Petitioner filed the instant petition for writ of habeas corpus on November 9, 2012 in the United States District Court for the Central District of California. On November 29, 2012, the petition was transferred to this Court.
On November 26, 2012 and January 22, 2013, Petitioner filed motions to compel discovery. Petitioner requests examination of the prison log book of Building Six Second Floor for the date of June 9, 2011.

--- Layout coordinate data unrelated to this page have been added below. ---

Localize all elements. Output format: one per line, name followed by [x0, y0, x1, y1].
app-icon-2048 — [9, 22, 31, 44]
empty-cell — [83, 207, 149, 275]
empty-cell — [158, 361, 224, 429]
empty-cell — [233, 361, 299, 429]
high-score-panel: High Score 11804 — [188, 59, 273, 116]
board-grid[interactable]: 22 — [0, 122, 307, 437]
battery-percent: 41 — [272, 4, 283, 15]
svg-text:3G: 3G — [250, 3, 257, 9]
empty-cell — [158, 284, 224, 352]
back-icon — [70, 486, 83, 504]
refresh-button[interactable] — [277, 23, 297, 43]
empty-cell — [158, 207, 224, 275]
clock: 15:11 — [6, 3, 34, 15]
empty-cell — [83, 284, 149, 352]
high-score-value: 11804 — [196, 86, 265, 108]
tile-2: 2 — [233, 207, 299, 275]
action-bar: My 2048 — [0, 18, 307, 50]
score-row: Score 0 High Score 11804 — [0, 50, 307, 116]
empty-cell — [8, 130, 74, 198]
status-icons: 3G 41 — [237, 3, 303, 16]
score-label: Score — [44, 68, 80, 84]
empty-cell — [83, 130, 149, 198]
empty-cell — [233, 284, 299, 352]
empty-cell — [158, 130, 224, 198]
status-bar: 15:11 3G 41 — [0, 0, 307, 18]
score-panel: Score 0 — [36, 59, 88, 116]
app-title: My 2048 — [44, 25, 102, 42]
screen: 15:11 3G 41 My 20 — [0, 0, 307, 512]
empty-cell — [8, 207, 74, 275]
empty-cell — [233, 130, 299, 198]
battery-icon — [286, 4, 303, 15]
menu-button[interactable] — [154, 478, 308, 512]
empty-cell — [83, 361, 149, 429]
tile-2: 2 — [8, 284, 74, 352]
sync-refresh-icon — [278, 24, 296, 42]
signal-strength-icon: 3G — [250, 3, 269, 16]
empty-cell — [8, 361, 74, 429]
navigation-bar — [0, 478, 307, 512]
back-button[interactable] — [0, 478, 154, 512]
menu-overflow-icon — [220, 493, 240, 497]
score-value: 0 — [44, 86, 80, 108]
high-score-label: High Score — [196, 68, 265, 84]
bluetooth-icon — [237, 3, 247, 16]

Pursuant to court order, Respondent filed an answer to the petition on March 2, 2013. *fn1 Unlike other civil litigation, a habeas corpus petitioner is not entitled to broad discovery. Bracy v. Gramley, 520 U.S. 899, 117 S.Ct. 1793, 1796-97 (1997); Harris v. Nelson, 394 U.S. 286, 295, 89 S.Ct. 1082, 1088-89 (1969). Although discovery is available pursuant to Rule 6, it is only granted at the court's discretion, and upon a showing of good cause. Bracy, 117 S.Ct. 1793, 1797; McDaniel v. United States Dist. Court (Jones), 127 F.3d 886, 888 (9th Cir. 1997); Jones v. Wood, 114 F.3d 1002, 1009 (9th Cir. 1997); Rule 6(a) of the Rules Governing Section 2254. At this stage of the litigation, the Court cannot identify the essential elements of Petitioner's claim, and Petitioner has not demonstrated good cause. Thus, Petitioner's motion is premature, as the court's ordinary practice in habeas corpus cases is to consider a motion for discovery after the court has received and considered the answer and traverse from the parties. Accordingly, Petitioner's motion for discovery will be denied without prejudice to renewal at the time the case is fully submitted and ready to review on the merits, i.e. after the filing of both an answer and traverse.